Tests : l'OMS veut vacciner 360.000 enfants africains contre le paludisme

24/04/17 à 14:46 - Mise à jour à 14:46

Le vaccin antipaludique le plus avancé, mais à l'efficacité limitée, va être testé pour la première fois à grande échelle au Kenya, au Ghana et au Malawi, a annoncé lundi l'Organisation mondiale de la santé, qui ambitionne d'y vacciner au moins 360.000 enfants au total entre 2018 et 2020. L'IMT constate de son côté des centaines de Belges infectés lorsqu'ils retournent au pays.

Tests : l'OMS veut vacciner 360.000 enfants africains contre le paludisme

© BELGAIMAGE

L'Afrique est de très loin le continent le plus touché par le paludisme, comptant pour 92% des 429.000 personnes tuées dans le monde en 2015 par cette maladie transmise par des moustiques et également appelée malaria, selon des chiffres de l'OMS. Les enfants de moins de cinq ans représentent plus des deux tiers de ces décès.

Mis au point par le géant pharmaceutique britannique GlaxoSmithKline (GSK) en partenariat avec l'ONG Path malaria vaccine initiative, le vaccin Mosquirix (aussi appelé RTS,S) a été créé pour les enfants en bas âge.

Combiné avec des méthodes de diagnostic, traitements et mesures de prévention éprouvées, telles les moustiquaires imprégnées de répulsifs anti-moustique, "ce vaccin pourrait sauver des dizaines de milliers de vies en Afrique", a déclaré à l'AFP Matshidiso Moeti, directrice Afrique pour l'OMS.

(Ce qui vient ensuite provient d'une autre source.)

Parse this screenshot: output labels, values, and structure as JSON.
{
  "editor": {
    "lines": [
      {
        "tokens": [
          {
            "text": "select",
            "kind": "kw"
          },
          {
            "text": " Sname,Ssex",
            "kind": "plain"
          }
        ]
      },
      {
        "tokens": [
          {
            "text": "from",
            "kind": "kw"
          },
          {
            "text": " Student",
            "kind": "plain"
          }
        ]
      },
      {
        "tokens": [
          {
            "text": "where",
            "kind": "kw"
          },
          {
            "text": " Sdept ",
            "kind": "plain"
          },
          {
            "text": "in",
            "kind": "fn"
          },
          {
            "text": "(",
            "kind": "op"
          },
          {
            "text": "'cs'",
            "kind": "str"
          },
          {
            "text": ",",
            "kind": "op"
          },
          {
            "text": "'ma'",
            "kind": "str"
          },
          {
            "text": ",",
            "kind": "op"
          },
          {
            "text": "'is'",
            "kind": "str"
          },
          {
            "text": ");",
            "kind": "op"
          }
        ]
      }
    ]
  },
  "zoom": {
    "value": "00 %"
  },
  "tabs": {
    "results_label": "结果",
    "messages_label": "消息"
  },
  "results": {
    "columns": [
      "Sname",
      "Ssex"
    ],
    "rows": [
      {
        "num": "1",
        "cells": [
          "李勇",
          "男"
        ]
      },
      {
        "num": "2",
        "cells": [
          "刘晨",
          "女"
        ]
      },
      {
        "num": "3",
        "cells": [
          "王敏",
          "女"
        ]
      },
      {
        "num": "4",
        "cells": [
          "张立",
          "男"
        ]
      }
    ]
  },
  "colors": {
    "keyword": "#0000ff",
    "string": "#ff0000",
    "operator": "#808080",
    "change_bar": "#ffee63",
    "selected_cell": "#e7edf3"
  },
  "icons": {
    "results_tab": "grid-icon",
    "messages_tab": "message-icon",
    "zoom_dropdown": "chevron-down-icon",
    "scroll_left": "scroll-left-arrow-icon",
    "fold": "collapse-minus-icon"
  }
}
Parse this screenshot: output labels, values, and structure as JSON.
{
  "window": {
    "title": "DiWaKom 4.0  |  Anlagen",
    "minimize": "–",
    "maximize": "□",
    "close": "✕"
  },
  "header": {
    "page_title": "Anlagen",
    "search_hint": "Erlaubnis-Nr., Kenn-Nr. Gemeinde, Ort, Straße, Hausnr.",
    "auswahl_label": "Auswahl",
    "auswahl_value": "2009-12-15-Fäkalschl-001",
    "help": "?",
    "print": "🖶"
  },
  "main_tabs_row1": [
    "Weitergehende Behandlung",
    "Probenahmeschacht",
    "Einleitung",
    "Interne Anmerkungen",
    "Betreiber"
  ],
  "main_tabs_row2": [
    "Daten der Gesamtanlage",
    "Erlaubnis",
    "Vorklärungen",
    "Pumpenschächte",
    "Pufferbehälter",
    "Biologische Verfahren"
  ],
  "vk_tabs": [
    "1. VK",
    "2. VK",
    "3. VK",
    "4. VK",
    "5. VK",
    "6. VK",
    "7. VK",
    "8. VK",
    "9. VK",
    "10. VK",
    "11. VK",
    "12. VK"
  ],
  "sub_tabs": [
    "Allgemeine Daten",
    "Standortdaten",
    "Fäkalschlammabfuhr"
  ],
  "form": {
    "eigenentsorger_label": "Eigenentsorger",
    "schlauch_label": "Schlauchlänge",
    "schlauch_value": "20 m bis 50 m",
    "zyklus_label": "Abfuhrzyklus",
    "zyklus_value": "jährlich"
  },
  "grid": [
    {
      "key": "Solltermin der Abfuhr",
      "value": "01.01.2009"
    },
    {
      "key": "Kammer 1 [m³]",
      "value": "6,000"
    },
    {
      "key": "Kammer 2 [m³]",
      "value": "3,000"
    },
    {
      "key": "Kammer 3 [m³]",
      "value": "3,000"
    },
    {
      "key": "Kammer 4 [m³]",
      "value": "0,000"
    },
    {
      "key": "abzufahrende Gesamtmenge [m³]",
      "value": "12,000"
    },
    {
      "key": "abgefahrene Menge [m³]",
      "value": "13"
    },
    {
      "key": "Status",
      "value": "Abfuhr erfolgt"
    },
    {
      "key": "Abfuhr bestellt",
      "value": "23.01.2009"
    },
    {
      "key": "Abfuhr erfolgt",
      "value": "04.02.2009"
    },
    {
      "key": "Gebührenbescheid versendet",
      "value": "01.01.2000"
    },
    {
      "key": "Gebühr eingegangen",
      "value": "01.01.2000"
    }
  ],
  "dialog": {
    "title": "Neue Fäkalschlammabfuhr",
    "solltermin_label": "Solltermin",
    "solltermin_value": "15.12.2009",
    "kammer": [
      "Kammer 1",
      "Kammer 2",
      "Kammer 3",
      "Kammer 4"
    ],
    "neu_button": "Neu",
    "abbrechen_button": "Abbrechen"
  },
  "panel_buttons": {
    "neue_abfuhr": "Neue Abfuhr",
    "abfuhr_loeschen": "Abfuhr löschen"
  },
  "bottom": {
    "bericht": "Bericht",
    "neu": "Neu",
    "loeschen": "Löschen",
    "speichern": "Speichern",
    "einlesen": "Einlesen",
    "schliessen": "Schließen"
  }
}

Le projet pilote doit notamment permettre d'évaluer l'efficacité du vaccin "dans le contexte d'un usage routinier" ainsi que les éventuels obstacles logistiques, selon Mme Moeti. Il s'agira notamment de sensibiliser les parents à un nouveau cycle de vaccination qui ne correspond pas au cycle traditionnel de vaccination des enfants (DTP, rougeole, etc).

Quatre doses du vaccin doivent être inoculées à l'enfant: lorsqu'il est âgé de 5 mois, 6 mois, 7 mois et 2 ans.

Le Mosquirix, qui avait reçu en juillet 2015 un avis positif de l'Agence européenne du médicament (EMA), n'empêche pas toute infection par le parasite plasmodium, responsable de la maladie. Il permet surtout de réduire de 40%, et ce pendant une période d'au moins quatre ans et demi, le nombre d'épisodes paludiques, selon des tests menés sur 15.000 personnes entre 2009 et 2014.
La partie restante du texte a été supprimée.